Program delivery options are more varied and dynamic than ever, and user operations interacting with dynamically gathered Media Objects provide the flexibility required for applications such as streaming interactive omnidirectional and virtual reality video. Video players and streaming manifest formats are outside of CMAF's scope, however CMAF specifies what is required to describe and decode a CMAF Presentation consisting of CMAF Media Objects. A sequence of CMAF Fragments encoded from a single media stream forms a CMAF Track. Every CMAF Track has an associated CMAF Header, conveying profile and parameter information to the player so it can initialize decoding and optimize rendering. CMAF specifies how CMAF Tracks in a CMAF Presentation are start aligned and synchronized on the Presentation’s timeline.

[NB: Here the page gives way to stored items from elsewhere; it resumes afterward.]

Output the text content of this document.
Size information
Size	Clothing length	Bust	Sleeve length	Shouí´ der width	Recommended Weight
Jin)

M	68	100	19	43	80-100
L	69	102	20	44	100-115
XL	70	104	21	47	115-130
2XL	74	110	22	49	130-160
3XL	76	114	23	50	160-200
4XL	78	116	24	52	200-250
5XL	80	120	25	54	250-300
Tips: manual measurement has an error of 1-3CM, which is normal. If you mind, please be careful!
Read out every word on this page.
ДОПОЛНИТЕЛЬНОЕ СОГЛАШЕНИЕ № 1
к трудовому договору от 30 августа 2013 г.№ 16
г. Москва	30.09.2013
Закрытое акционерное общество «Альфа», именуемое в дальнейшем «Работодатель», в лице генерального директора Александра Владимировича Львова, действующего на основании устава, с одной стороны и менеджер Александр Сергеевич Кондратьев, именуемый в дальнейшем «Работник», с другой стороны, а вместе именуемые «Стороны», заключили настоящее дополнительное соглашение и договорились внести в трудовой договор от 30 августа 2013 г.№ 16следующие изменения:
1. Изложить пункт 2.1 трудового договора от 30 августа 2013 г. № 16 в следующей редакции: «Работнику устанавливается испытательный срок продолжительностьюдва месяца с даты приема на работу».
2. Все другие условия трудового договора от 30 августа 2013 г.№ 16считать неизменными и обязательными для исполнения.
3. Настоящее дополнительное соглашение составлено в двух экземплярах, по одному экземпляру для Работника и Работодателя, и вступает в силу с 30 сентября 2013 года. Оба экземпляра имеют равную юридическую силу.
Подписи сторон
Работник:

A CMAF Presentation can contain alternative Tracks with different content or encoding, such as alternative audio languages or codecs. Alternative Tracks of one media type conforming to the same Presentation are called a CMAF Selection Set.  Alternative Tracks that are different encodings of the same content and are constrained to be seamlessly switchable in a single decoder are called a CMAF Switching Set. A CMAF Presentation can be rendered by selecting one Track from each Selection Set and synchronizing rendering to the shared timeline defined by CMAF. A CMAF Presentation that offers multiple video Tracks in a Switching Set can be rendered by selecting the next CMAF Fragment from a lower bitrate Track in order to avoid buffer underrun when the video bitrate is higher than the network bitrate. Or, a higher bitrate can be selected from the Switching Set when the network bitrate exceeds the previous Fragment bitrate.

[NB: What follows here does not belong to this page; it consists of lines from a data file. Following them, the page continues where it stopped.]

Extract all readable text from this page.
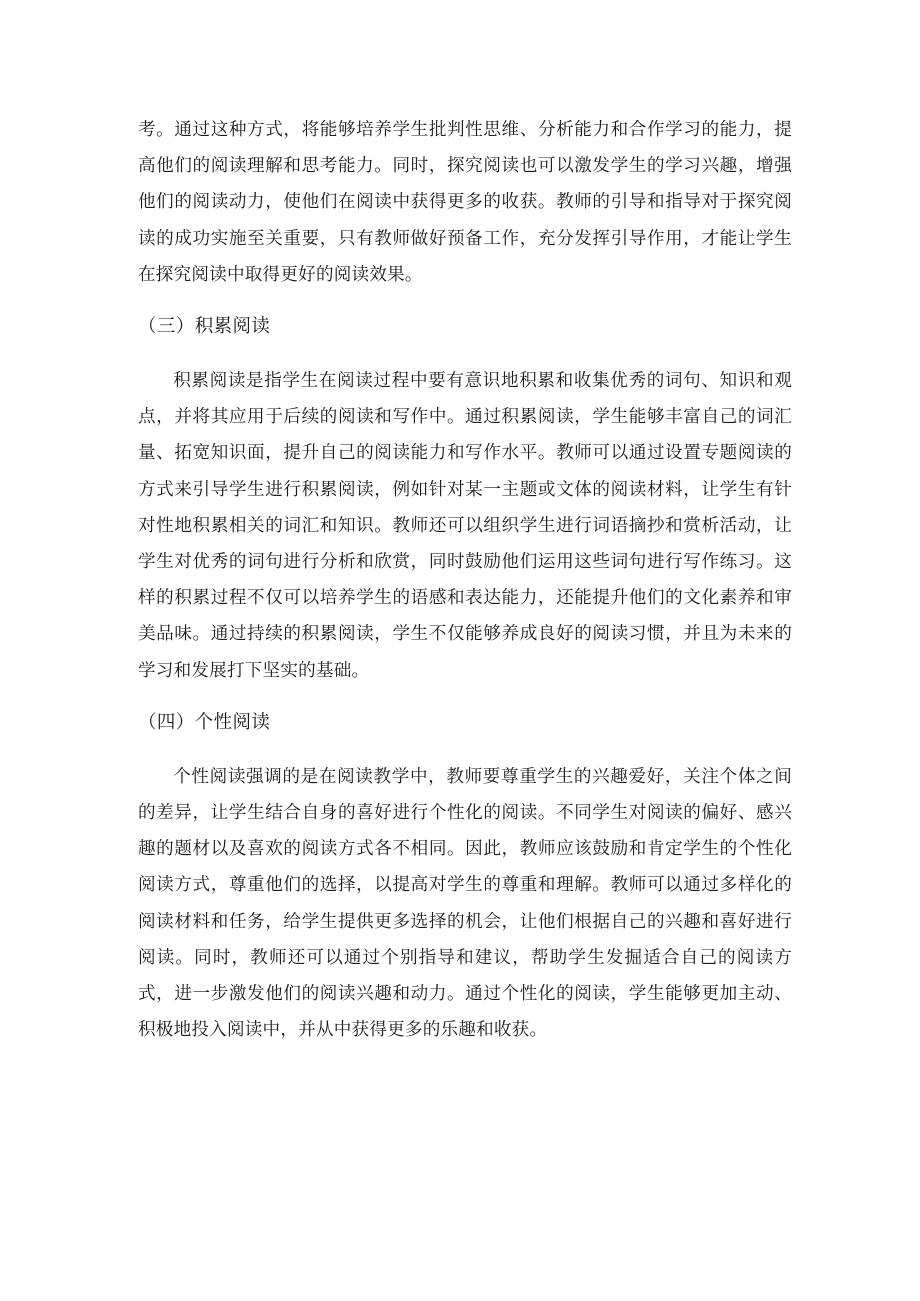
考。通过这种方式，将能够培养学生批判性思维、分析能力和合作学习的能力，提高他们的阅读理解和思考能力。同时，探究阅读也可以激发学生的学习兴趣，增强他们的阅读动力，使他们在阅读中获得更多的收获。教师的引导和指导对于探究阅读的成功实施至关重要，只有教师做好预备工作，充分发挥引导作用，才能让学生在探究阅读中取得更好的阅读效果。

（三）积累阅读

积累阅读是指学生在阅读过程中要有意识地积累和收集优秀的词句、知识和观点，并将其应用于后续的阅读和写作中。通过积累阅读，学生能够丰富自己的词汇量、拓宽知识面，提升自己的阅读能力和写作水平。教师可以通过设置专题阅读的方式来引导学生进行积累阅读，例如针对某一主题或文体的阅读材料，让学生有针对性地积累相关的词汇和知识。教师还可以组织学生进行词语摘抄和赏析活动，让学生对优秀的词句进行分析和欣赏，同时鼓励他们运用这些词句进行写作练习。这样的积累过程不仅可以培养学生的语感和表达能力，还能提升他们的文化素养和审美品味。通过持续的积累阅读，学生不仅能够养成良好的阅读习惯，并且为未来的学习和发展打下坚实的基础。

（四）个性阅读

个性阅读强调的是在阅读教学中，教师要尊重学生的兴趣爱好，关注个体之间的差异，让学生结合自身的喜好进行个性化的阅读。不同学生对阅读的偏好、感兴趣的题材以及喜欢的阅读方式各不相同。因此，教师应该鼓励和肯定学生的个性化阅读方式，尊重他们的选择，以提高对学生的尊重和理解。教师可以通过多样化的阅读材料和任务，给学生提供更多选择的机会，让他们根据自己的兴趣和喜好进行阅读。同时，教师还可以通过个别指导和建议，帮助学生发掘适合自己的阅读方式，进一步激发他们的阅读兴趣和动力。通过个性化的阅读，学生能够更加主动、积极地投入阅读中，并从中获得更多的乐趣和收获。
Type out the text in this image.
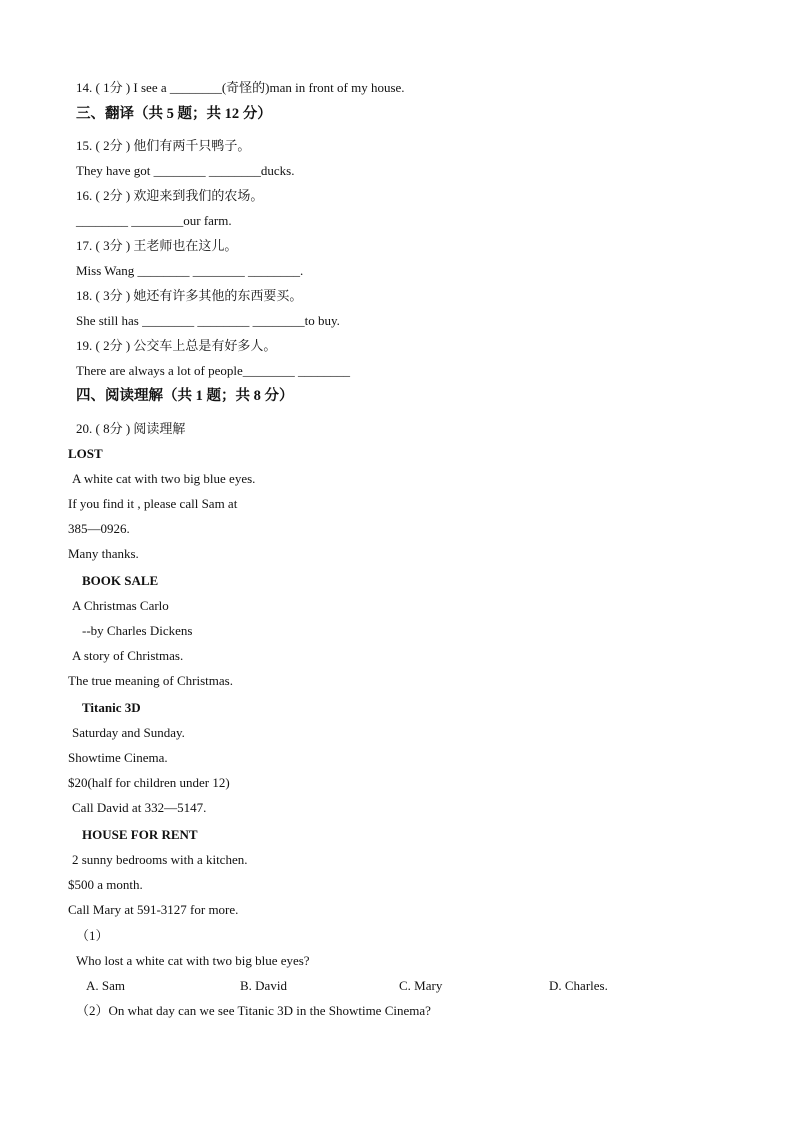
14. ( 1分 ) I see a ________(奇怪的)man in front of my house.
三、翻译（共 5 题；共 12 分）
15. ( 2分 ) 他们有两千只鸭子。
They have got ________ ________ducks.
16. ( 2分 ) 欢迎来到我们的农场。
________ ________our farm.
17. ( 3分 ) 王老师也在这儿。
Miss Wang ________ ________ ________.
18. ( 3分 ) 她还有许多其他的东西要买。
She still has ________ ________ ________to buy.
19. ( 2分 ) 公交车上总是有好多人。
There are always a lot of people________ ________
四、阅读理解（共 1 题；共 8 分）
20. ( 8分 ) 阅读理解
LOST
A white cat with two big blue eyes.
If you find it , please call Sam at
385—0926.
Many thanks.
BOOK SALE
A Christmas Carlo
--by Charles Dickens
A story of Christmas.
The true meaning of Christmas.
Titanic 3D
Saturday and Sunday.
Showtime Cinema.
$20(half for children under 12)
Call David at 332—5147.
HOUSE FOR RENT
2 sunny bedrooms with a kitchen.
$500 a month.
Call Mary at 591-3127 for more.
（1）
Who lost a white cat with two big blue eyes?
A. Sam	B. David	C. Mary	D. Charles.
（2）On what day can we see Titanic 3D in the Showtime Cinema?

The CMAF media format and a CMAF Presentation are independent of the method(s) used for delivery, and are compatible with most adaptive streaming formats. The CMAF container format is derived from ISO Base Media File Format (ISOBMFF) and compatible with MMT, DASH and HLS adaptive streaming. Use cases supported include adaptive bitrate OTT streaming, broadcast, multicast and hybrid network live streaming, and ad insertion and signaling. CMAF specifies several CMAF Addressable Media Objects for storage and delivery of CMAF Tracks and Fragments. This includes a CMAF Track File that contains a CMAF Header and Fragments stored as a single track ISOBMFF file, and a CMAF Segment that can contain one or more CMAF Fragments. A CMAF Fragment can also contain one or more CMAF Chunks. Short duration CMAF Chunks (e.g., a few video frames) can be progressively delivered to reduce encoder output delay for low latency live streaming. CMAF is equally effective for use cases such as downloading single files and server or client-side ad insertion.

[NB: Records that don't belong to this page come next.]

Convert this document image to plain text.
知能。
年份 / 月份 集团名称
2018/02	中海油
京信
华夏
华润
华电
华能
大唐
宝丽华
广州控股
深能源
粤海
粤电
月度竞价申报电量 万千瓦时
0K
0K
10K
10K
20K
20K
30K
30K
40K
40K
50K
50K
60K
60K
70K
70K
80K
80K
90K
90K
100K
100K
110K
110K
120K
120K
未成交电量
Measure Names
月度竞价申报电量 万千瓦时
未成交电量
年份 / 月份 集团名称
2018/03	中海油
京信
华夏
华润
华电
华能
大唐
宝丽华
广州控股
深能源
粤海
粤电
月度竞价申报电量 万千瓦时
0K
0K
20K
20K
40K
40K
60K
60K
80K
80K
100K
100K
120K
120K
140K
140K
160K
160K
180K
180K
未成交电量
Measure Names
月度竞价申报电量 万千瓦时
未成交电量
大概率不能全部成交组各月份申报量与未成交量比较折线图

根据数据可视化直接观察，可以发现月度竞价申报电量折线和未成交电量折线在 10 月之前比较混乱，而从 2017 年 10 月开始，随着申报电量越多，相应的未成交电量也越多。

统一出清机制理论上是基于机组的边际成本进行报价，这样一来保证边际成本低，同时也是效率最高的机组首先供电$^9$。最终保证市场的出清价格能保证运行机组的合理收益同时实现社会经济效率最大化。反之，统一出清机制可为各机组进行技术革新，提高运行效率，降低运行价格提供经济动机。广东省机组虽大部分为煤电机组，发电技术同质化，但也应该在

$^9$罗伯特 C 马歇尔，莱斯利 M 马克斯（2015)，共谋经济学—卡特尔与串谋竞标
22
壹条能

For the future, new CMAF Media Profiles are being added to support new codecs and interop points. CMAF enables efficient encoding, storage, and delivery of digital video, which is key to scaling operations to support the rapid growth of video streaming over the internet. Streaming live events with personalized ad-insertion and interactivity is expected to deliver better user experiences than broadcast TV at broadcast scale, while improving reliability and interoperability for consumers on all types of devices.

Special thanks to Kilroy Hughes, who contributed to this report.